1. Insel TR. Disruptive insights in psychiatry: transforming a clinical discipline. J Clin Invest. 2009 Apr;119(4):700-5. doi: 10.1172/JCI38832. Epub 2009 Apr 1. PMID: 19339761; PMCID: PMC2662575.

2. Change Your Brain, Change Your Life: The Breakthrough Program for Conquering Anxiety, Depression, Obsessiveness, Anger, and Impulsiveness, Crown, December 22, 1992.

3. CANM guidelines for brain perfusion single photon emission computed tomography (SPECT), The Canadian Association for Nuclear Medicine, 2020. https://www.canm-acmn.ca/guidelines

4. Thornton, F. T., Schneider, H., McLean, M.B., van Lierop, M.J., Tarzwell, R. Improved Outcomes Using Brain SPECT-guided Treatment Versus Treatment-as-usual in Community Psychiatric Patients: A retrospective case-control study.
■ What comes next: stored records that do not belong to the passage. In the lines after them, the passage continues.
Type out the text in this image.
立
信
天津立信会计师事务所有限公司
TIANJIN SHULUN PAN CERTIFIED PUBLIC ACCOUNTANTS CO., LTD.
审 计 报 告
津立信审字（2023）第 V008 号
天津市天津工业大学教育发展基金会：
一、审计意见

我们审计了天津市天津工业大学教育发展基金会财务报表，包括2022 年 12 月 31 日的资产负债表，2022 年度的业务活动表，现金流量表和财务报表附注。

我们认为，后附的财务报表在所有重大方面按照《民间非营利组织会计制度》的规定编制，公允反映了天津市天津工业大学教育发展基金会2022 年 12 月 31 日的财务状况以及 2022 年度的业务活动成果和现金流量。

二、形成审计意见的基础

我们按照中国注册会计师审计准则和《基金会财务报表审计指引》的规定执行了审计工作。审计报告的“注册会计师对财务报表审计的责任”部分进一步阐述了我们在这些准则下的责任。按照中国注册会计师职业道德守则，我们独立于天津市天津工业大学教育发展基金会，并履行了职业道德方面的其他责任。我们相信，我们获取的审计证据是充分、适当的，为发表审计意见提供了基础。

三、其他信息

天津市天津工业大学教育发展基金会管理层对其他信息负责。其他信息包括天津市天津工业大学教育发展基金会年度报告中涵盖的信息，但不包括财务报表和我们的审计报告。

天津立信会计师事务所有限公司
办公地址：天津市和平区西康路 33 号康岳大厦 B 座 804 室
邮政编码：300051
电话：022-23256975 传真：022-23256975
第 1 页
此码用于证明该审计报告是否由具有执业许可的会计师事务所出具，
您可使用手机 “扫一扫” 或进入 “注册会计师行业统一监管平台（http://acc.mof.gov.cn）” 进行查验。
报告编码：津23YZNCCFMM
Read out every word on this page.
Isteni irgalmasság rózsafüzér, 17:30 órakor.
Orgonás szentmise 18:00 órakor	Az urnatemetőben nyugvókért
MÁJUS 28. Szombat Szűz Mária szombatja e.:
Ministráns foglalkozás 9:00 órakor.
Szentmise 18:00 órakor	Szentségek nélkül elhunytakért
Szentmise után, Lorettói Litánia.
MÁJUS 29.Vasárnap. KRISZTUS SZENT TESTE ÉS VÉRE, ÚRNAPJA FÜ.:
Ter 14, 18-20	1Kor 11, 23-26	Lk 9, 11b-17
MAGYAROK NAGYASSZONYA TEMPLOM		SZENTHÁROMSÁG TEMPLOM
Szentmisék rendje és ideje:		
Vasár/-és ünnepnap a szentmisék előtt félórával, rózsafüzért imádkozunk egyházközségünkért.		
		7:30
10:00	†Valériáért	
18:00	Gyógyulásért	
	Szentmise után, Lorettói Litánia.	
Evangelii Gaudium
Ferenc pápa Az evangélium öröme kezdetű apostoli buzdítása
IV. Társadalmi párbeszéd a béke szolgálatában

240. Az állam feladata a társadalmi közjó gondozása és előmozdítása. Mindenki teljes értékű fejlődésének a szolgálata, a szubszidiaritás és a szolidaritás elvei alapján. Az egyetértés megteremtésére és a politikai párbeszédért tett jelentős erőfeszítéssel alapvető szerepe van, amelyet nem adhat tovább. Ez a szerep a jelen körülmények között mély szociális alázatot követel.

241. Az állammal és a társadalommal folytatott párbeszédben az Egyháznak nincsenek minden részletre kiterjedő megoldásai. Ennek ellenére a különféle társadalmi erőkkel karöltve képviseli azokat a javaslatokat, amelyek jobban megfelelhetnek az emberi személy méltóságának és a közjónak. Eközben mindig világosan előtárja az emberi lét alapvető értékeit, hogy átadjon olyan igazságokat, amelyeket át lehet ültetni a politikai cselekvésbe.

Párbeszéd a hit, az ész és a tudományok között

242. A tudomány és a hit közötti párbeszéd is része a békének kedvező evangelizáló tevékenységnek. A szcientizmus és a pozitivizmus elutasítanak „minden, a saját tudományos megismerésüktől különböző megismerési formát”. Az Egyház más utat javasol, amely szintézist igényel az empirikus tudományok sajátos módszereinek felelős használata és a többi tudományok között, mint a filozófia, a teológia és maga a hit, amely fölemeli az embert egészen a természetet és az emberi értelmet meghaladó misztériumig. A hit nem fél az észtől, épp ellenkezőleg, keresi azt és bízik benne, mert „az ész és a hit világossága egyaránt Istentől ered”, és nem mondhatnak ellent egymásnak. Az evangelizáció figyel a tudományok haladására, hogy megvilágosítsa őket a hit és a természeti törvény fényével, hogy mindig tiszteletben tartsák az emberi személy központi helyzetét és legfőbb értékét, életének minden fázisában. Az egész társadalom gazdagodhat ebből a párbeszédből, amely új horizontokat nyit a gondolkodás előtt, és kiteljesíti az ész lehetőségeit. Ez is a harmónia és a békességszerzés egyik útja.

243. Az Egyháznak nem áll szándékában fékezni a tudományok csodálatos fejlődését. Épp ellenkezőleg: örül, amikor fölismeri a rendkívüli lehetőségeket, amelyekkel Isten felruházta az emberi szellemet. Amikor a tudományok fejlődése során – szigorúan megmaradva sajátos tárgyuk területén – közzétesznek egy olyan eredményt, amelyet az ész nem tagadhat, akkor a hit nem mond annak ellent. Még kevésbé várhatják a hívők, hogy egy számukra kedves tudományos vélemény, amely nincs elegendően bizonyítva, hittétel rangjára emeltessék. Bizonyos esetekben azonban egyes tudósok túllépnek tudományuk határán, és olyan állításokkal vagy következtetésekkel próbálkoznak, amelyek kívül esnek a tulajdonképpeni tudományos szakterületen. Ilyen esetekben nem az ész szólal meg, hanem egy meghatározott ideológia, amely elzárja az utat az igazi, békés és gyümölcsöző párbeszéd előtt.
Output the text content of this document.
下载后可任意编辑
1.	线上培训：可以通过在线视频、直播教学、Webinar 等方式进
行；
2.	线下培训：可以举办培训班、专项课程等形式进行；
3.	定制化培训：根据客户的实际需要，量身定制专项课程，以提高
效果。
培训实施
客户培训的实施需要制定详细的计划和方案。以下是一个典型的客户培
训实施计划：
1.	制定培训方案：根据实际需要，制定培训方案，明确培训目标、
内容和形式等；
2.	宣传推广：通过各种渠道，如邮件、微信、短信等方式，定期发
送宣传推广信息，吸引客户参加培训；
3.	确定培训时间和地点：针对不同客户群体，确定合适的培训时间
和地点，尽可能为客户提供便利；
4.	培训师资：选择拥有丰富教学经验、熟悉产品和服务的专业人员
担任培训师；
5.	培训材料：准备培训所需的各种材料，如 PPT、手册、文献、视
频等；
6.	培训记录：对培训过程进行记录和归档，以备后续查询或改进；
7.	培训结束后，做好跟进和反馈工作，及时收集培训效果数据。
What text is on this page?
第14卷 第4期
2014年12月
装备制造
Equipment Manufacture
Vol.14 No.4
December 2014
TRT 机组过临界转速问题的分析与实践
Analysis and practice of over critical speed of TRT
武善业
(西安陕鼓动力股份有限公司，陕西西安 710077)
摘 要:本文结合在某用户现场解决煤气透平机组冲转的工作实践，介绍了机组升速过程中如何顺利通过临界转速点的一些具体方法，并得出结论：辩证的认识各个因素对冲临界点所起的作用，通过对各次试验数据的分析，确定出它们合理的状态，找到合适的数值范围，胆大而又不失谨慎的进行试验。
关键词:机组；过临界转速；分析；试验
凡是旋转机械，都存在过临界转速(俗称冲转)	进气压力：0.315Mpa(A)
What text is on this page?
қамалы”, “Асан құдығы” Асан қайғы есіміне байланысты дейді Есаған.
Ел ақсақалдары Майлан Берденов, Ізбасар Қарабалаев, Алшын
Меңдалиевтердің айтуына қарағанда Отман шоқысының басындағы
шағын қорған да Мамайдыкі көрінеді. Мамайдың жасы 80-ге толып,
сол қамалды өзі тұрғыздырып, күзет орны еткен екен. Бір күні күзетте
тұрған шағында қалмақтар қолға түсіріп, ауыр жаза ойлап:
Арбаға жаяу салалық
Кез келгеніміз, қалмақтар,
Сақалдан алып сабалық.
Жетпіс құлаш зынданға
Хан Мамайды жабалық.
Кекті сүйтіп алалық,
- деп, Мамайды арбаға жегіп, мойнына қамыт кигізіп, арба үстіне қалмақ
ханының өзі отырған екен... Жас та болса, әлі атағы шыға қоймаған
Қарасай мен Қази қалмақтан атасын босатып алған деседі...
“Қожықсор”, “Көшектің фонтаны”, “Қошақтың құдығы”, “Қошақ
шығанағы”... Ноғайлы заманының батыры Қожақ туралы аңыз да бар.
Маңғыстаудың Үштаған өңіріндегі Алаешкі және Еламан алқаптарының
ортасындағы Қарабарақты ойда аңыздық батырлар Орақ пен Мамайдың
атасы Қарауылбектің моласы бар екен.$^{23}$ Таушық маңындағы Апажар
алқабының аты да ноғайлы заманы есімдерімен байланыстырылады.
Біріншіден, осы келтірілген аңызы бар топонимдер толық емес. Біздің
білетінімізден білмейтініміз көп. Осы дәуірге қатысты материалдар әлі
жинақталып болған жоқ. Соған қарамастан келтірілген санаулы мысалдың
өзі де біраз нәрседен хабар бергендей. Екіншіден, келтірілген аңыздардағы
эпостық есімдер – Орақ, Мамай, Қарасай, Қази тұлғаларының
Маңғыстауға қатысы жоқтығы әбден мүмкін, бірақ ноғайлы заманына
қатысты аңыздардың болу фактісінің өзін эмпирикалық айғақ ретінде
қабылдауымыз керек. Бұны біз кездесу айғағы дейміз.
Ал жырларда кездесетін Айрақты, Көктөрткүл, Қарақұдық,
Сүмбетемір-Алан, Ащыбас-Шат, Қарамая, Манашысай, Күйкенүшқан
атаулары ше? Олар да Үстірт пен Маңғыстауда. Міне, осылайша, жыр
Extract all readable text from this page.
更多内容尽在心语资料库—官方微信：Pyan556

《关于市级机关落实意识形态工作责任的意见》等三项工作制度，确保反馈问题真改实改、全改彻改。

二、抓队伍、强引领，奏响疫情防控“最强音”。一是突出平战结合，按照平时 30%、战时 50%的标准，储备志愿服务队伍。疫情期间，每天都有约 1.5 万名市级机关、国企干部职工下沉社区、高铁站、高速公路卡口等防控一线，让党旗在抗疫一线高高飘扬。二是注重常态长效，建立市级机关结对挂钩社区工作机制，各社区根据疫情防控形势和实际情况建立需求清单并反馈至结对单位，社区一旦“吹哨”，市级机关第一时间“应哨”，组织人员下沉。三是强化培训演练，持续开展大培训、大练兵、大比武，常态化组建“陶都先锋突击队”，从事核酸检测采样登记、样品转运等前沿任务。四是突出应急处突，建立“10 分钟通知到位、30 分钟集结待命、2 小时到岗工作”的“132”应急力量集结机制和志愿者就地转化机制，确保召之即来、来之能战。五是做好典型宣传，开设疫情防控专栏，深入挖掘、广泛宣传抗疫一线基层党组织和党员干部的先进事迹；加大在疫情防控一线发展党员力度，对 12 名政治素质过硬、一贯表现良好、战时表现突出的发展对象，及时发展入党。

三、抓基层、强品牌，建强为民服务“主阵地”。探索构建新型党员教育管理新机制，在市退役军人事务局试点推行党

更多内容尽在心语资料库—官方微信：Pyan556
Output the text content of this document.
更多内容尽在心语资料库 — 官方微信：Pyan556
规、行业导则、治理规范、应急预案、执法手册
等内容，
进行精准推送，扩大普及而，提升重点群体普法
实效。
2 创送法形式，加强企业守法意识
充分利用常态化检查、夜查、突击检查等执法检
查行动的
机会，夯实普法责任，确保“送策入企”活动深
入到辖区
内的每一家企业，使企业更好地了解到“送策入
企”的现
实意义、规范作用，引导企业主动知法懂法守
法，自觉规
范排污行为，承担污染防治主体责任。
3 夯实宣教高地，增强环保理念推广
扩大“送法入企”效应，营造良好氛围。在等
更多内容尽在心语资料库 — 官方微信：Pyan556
The Journal of Neuropsychiatry and Clinical Neuroscience, Volume 26(1), Jan 1, 2014.

5. Yeo BT, Krienen FM, Sepulcre J, Sabuncu MR, Lashkari D, Hollinshead M, Roffman JL, Smoller JW, Zöllei L, Polimeni JR, Fischl B, Liu H, Buckner RL. The organization of the human cerebral cortex estimated by intrinsic functional connectivity. J Neurophysiol. 2011 Sep;106(3):1125-65. doi: 10.1152/jn.00338.2011. Epub 2011 Jun 8. PMID: 21653723; PMCID: PMC3174820.